Similarly, the following lemmas are solved by the same simproc:

lemma RL: "(0::'a::linordered_idom) < z ==> (x*z < z*y) = (x < y)"
by simp

lemma LR: "(0::'a::linordered_idom) < z ==> (z*x < y*z) = (x < y)"
by simp

But this last combination doesn't work:

lemma LL: "(0::'a::linordered_idom) < z ==> (z*x < z*y) = (x < y)"
by simp (* empty result sequence *)

The situation with linordered_ring_le_cancel_factor is similar (just
replace "<" with "<=" in the conclusion of each lemma). The same
problem probably occurs with other cancellation simprocs as well, but
I haven't tried them all.

After some investigation, I have concluded that the problem has to do
with Arith_Data.prove_conv. Here is the relevant code from
HOL/Tools/arith_data.ML:

fun prove_conv_nohyps tacs ctxt (t, u) =
  if t aconv u then NONE
  else let val eq = HOLogic.mk_Trueprop (HOLogic.mk_eq (t, u))
  in SOME (Goal.prove ctxt [] [] eq (K (EVERY tacs))) end;

fun prove_conv tacs ctxt (_: thm list) = prove_conv_nohyps tacs ctxt;

I believe the "t aconv u" test is to blame. Arith_Data.prove_conv is
called to move the common term to the left, so it matches the rules
mult_less_cancel_left_pos or mult_less_cancel_left_neg. But if the
common term is already on the left (as is the case with lemma LL) the
"aconv" test ensures that the simproc will fail.

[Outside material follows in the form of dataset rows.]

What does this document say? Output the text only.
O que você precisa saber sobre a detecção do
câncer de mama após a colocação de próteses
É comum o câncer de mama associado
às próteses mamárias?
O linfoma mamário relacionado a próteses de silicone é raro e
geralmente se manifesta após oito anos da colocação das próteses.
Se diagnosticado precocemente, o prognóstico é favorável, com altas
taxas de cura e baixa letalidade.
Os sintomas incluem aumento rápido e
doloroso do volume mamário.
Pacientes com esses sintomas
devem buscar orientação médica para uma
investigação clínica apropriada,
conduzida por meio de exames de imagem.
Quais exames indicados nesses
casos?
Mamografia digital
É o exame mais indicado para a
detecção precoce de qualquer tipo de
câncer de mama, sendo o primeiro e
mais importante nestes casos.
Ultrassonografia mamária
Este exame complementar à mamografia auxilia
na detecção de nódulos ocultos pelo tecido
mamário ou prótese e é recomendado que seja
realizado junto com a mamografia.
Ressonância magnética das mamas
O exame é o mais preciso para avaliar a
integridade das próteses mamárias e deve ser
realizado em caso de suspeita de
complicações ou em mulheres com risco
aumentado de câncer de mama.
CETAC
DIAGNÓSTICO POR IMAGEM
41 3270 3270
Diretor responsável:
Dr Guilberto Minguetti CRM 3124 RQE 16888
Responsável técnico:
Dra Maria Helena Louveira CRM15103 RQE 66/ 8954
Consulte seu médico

Here is the changeset that introduced the "aconv" test:
http://isabelle.in.tum.de/repos/isabelle/rev/7cdcc9dd95cb

I'm not sure why the "aconv" test is there, so I don't want to remove
it myself. Could someone else please look into this?

- Brian

P.S.

I have a couple of other complaints about the situation with simprocs.
Testing simprocs is much more difficult than it should be.

First of all, the ML antiquotation @{simproc
linordered_ring_less_cancel_factor simproc} doesn't work. Why? The
simproc is listed by name when I ask ProofGeneral to print out the
simpset. With no way to refer to the existing simproc from ML, I had
to cut-and-paste a copy of all the simproc ML code in order to test it
individually.

Also, we really need to have some proper regression tests for
simprocs. Currently the only tests for these simprocs are in a
commented-out (!) section of Tools/numeral_simprocs.ML.